Not much time to work on any plates today due to other commitments and having to administer maths test which took me out of the art room. I did have time to work on a ‘mind map’ of ideas about how one becomes an art teacher whilst the children sweated over their tests.
Or how this art teacher became one anyway. One of the themes in the work, quite a difficult theme to get across really, is the blind alley, the inappropriate model, the lack of a mentor, the poor advice that can have quite an effect on ones progress through all of this. There are so many people who have very fixed ideas about what they mean about ‘standards’ and ‘skills’ in art that their advice can have a deleterious effect on the young artist. Not to mention the ‘common sense’ views of art that plague one as one is growing up and that are still heard with amazing regularity, in Lowestoft anyway.
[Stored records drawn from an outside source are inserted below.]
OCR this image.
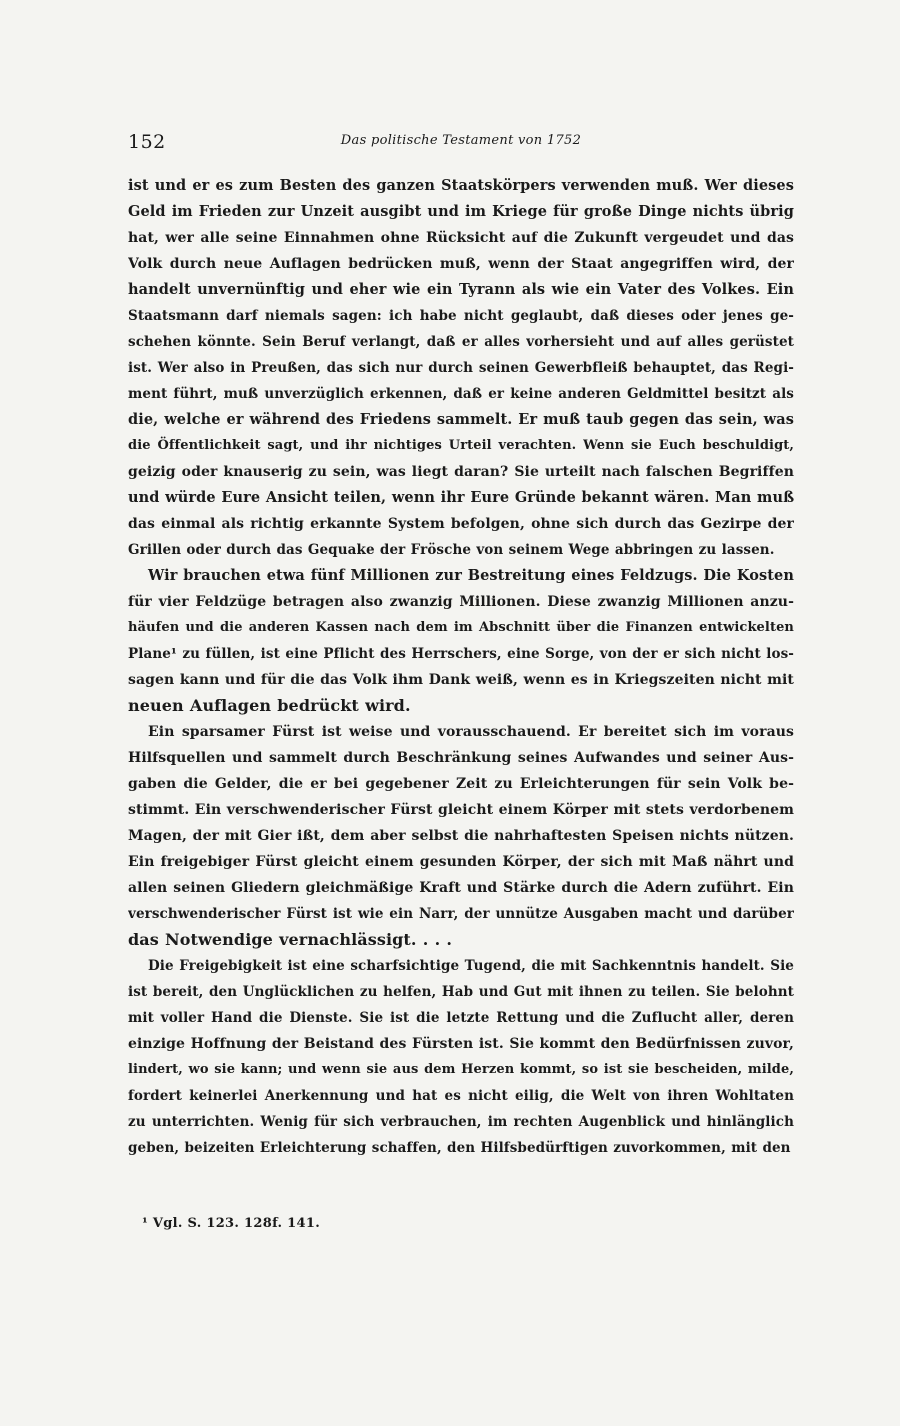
152	Das politische Testament von 1752
ist und er es zum Besten des ganzen Staatskörpers verwenden muß. Wer dieses
Geld im Frieden zur Unzeit ausgibt und im Kriege für große Dinge nichts übrig
hat, wer alle seine Einnahmen ohne Rücksicht auf die Zukunft vergeudet und das
Volk durch neue Auflagen bedrücken muß, wenn der Staat angegriffen wird, der
handelt unvernünftig und eher wie ein Tyrann als wie ein Vater des Volkes. Ein
Staatsmann darf niemals sagen: ich habe nicht geglaubt, daß dieses oder jenes ge-
schehen könnte. Sein Beruf verlangt, daß er alles vorhersieht und auf alles gerüstet
ist. Wer also in Preußen, das sich nur durch seinen Gewerbfleiß behauptet, das Regi-
ment führt, muß unverzüglich erkennen, daß er keine anderen Geldmittel besitzt als
die, welche er während des Friedens sammelt. Er muß taub gegen das sein, was
die Öffentlichkeit sagt, und ihr nichtiges Urteil verachten. Wenn sie Euch beschuldigt,
geizig oder knauserig zu sein, was liegt daran? Sie urteilt nach falschen Begriffen
und würde Eure Ansicht teilen, wenn ihr Eure Gründe bekannt wären. Man muß
das einmal als richtig erkannte System befolgen, ohne sich durch das Gezirpe der
Grillen oder durch das Gequake der Frösche von seinem Wege abbringen zu lassen.
Wir brauchen etwa fünf Millionen zur Bestreitung eines Feldzugs. Die Kosten
für vier Feldzüge betragen also zwanzig Millionen. Diese zwanzig Millionen anzu-
häufen und die anderen Kassen nach dem im Abschnitt über die Finanzen entwickelten
Plane¹ zu füllen, ist eine Pflicht des Herrschers, eine Sorge, von der er sich nicht los-
sagen kann und für die das Volk ihm Dank weiß, wenn es in Kriegszeiten nicht mit
neuen Auflagen bedrückt wird.
Ein sparsamer Fürst ist weise und vorausschauend. Er bereitet sich im voraus
Hilfsquellen und sammelt durch Beschränkung seines Aufwandes und seiner Aus-
gaben die Gelder, die er bei gegebener Zeit zu Erleichterungen für sein Volk be-
stimmt. Ein verschwenderischer Fürst gleicht einem Körper mit stets verdorbenem
Magen, der mit Gier ißt, dem aber selbst die nahrhaftesten Speisen nichts nützen.
Ein freigebiger Fürst gleicht einem gesunden Körper, der sich mit Maß nährt und
allen seinen Gliedern gleichmäßige Kraft und Stärke durch die Adern zuführt. Ein
verschwenderischer Fürst ist wie ein Narr, der unnütze Ausgaben macht und darüber
das Notwendige vernachlässigt. . . .
Die Freigebigkeit ist eine scharfsichtige Tugend, die mit Sachkenntnis handelt. Sie
ist bereit, den Unglücklichen zu helfen, Hab und Gut mit ihnen zu teilen. Sie belohnt
mit voller Hand die Dienste. Sie ist die letzte Rettung und die Zuflucht aller, deren
einzige Hoffnung der Beistand des Fürsten ist. Sie kommt den Bedürfnissen zuvor,
lindert, wo sie kann; und wenn sie aus dem Herzen kommt, so ist sie bescheiden, milde,
fordert keinerlei Anerkennung und hat es nicht eilig, die Welt von ihren Wohltaten
zu unterrichten. Wenig für sich verbrauchen, im rechten Augenblick und hinlänglich
geben, beizeiten Erleichterung schaffen, den Hilfsbedürftigen zuvorkommen, mit den
¹ Vgl. S. 123. 128f. 141.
It is a testament to the ineffectiveness of decades of art teaching that so many people still hold the view that it ain’t a proper picture if you can’t tell what it is. This is in contrast to the millions who pack Tate Modern and the whole idea of building galleries in godforsaken towns to magically regenerate them. Is this generational? Or is it class based?
But, whatever the ins and outs of all that is, the main point as far as this is concerned is the act of making the maps of influences and tracks of progress or not. Learning journeys tend to be presented as an onward march of progress towards whatever happy, sunny upland the learner currently views the world from but that isn’t the case at all. Well, not for this learner. We are talking here about years of wasted time making paintings that were no use to anyone. Unsold and unloved things. One of the problems students have with the notion of the ‘reflective learner’ is negotiating with the idea that their honest reflections are assessment suicide if they own up to not getting it.
Thinking about ‘not getting it’ or not being told what it was to get and so on made me think more about the people who had been there along the way and I start thinking there’s a plate in that and another one in that. What is a plate about Roger Dean going to look like? Pretty far out, I should think. That wouldn’t have occurred to me without the mapping exercise. The process excavates ideas.
The kiln cooled down this morning and Shirley got a set of plates out. They looked pretty good. I’ll photograph them all tomorrow.